To calculate SROI, count the number of successful outcomes a program generates—remember, not every beneficiary served by a program will necessarily be successful—and divide that number by the total cost of implementing that program. The result is the number of successful outcomes per dollar spent. Since one dollar typically has a minuscule impact, we usually multiply the result by $10,000 (i.e., how much success per $10,000 invested) to get a more user-friendly number. For example, if an emergency housing program spent $100,000 and the outcome was 25 people gaining short-term housing, that would be an SROI of 2.5 per $10,000 invested into the program.

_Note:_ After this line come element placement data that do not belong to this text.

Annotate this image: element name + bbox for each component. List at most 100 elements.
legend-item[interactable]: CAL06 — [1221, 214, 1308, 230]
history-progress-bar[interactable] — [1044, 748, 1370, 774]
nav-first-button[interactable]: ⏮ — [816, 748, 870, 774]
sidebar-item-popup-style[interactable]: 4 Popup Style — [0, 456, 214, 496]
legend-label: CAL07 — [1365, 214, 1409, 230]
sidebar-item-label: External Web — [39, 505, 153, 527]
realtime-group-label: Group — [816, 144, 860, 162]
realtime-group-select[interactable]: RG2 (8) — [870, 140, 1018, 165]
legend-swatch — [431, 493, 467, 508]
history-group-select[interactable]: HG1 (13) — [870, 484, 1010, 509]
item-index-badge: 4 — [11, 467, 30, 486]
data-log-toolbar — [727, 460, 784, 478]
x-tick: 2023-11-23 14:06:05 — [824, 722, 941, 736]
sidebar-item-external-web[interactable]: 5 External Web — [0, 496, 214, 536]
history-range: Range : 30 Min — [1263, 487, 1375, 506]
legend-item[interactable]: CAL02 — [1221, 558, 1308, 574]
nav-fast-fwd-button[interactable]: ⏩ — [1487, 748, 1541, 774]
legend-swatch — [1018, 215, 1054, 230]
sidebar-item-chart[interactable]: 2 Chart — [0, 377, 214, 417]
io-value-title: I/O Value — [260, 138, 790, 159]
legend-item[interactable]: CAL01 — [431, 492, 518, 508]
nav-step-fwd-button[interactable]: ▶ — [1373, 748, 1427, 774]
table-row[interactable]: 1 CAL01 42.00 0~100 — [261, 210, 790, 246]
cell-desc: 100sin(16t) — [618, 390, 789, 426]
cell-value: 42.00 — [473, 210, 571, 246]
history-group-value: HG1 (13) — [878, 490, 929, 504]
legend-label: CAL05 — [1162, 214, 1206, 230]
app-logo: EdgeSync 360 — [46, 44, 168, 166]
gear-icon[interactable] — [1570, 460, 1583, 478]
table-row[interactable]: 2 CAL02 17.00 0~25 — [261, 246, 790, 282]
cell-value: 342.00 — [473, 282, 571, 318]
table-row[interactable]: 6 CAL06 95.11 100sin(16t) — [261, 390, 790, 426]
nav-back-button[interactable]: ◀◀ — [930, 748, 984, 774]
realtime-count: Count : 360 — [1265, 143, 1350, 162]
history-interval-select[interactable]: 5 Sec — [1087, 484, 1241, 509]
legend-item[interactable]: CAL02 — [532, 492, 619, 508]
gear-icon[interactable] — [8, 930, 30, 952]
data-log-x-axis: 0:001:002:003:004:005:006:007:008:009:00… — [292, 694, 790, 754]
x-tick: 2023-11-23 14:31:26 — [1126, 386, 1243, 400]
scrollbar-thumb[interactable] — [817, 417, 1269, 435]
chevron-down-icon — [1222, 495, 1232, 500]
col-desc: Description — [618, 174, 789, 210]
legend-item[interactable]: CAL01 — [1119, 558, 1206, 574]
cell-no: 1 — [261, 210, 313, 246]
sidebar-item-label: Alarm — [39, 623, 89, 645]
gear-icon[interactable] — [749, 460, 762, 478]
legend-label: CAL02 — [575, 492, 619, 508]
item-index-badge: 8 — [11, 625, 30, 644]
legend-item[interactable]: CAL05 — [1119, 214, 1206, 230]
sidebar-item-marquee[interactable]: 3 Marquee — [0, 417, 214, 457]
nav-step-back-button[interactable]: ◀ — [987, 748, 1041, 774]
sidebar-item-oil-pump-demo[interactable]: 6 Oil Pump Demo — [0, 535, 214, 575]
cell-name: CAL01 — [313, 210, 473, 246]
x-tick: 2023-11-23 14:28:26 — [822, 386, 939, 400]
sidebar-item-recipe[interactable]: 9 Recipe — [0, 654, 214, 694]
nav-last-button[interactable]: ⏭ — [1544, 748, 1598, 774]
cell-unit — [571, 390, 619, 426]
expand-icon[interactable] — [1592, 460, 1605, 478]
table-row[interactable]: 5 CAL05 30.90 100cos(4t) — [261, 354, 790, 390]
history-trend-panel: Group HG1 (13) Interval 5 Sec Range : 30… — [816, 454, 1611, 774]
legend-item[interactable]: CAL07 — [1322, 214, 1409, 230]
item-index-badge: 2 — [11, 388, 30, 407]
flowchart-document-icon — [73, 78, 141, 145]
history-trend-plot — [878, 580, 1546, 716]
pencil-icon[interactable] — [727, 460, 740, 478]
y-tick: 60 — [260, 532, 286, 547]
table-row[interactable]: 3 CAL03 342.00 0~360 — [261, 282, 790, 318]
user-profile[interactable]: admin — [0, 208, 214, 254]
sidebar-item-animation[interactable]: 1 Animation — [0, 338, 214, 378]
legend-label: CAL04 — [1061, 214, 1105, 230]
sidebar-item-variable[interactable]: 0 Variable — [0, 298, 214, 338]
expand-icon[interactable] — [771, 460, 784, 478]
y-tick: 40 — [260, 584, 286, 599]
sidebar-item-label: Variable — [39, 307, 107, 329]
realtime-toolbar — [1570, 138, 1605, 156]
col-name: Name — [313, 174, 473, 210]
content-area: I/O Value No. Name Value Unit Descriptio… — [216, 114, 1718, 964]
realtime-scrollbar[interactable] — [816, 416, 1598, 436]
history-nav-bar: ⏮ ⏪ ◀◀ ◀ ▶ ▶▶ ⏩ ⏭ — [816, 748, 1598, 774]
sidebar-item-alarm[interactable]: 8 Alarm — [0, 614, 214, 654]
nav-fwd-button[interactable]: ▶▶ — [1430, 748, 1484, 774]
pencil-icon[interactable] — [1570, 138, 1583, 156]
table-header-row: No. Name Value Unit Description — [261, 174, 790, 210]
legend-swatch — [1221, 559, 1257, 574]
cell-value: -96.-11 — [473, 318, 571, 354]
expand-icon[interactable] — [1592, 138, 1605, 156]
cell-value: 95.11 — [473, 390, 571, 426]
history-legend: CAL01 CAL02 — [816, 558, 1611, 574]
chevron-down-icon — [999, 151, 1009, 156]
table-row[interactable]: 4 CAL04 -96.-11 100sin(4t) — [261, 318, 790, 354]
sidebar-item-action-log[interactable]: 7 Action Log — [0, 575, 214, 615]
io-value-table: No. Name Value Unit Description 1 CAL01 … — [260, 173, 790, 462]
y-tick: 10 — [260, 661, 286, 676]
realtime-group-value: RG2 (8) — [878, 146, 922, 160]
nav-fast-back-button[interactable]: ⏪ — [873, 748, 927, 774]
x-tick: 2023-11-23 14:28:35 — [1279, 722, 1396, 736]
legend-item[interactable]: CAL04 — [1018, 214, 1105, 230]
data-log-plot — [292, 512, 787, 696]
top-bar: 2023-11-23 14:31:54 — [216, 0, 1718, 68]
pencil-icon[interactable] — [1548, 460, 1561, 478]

Two types of SROI can be applied to prove and improve the impact of your donations:

  • Program SROI allows analysis of a program’s efficiency by calculating the cost per successful outcome.
  • Donor SROI allows you, as the donor, to analyze your specific investment by calculating the impact you can claim. This is often the same as program SROI but can be greater if the investment is well leveraged (e.g., it is used to attract other donors, build capacity in an organization to increase its efficacy, or establish new models that can be replicated in the future). When your donation catalyzes additional social impact, it increases your donor SROI.

 

Benefits for Donors and Nonprofits

We believe SROI is best used as a flashlight (to illuminate), not a hammer (to punish). When used well, SROI can showcase your hard work, help you operate more strategically, and offer insights to extend your impact and help more people. Here are five ways to use SROI:

  • Increase credibility. Proven results provide evidence that your work is making a measurable impact.
  • Promote accountability. Include metrics in communications to increase transparency and trust with your stakeholders.
  • Improve decision-making. Data-driven decisions backed by quality metrics can improve your funding, management, and operations.
  • Drive improvement. SROI offers insights into what’s working and what’s not, especially among nonprofits in the same sector.
  • Measure growth. Tracking SROI enables nonprofits to quantify how much they enhance their impact over time.

 

Not Apples to Apples

Although SROI is a valuable tool, not all SROI metrics are the same, and it would be nice to simply rank the SROI of your nonprofit partners and increase funding to the ones with the best scores, but unfortunately, it’s not quite that simple. Understanding the details of the programs—such as the type of intervention, demographics, geographical region, and target outcomes—allows you to put their efficiency into context and interpret the extent of their impact. Getting a handle on SROI can propel your philanthropy so you can invest with purpose.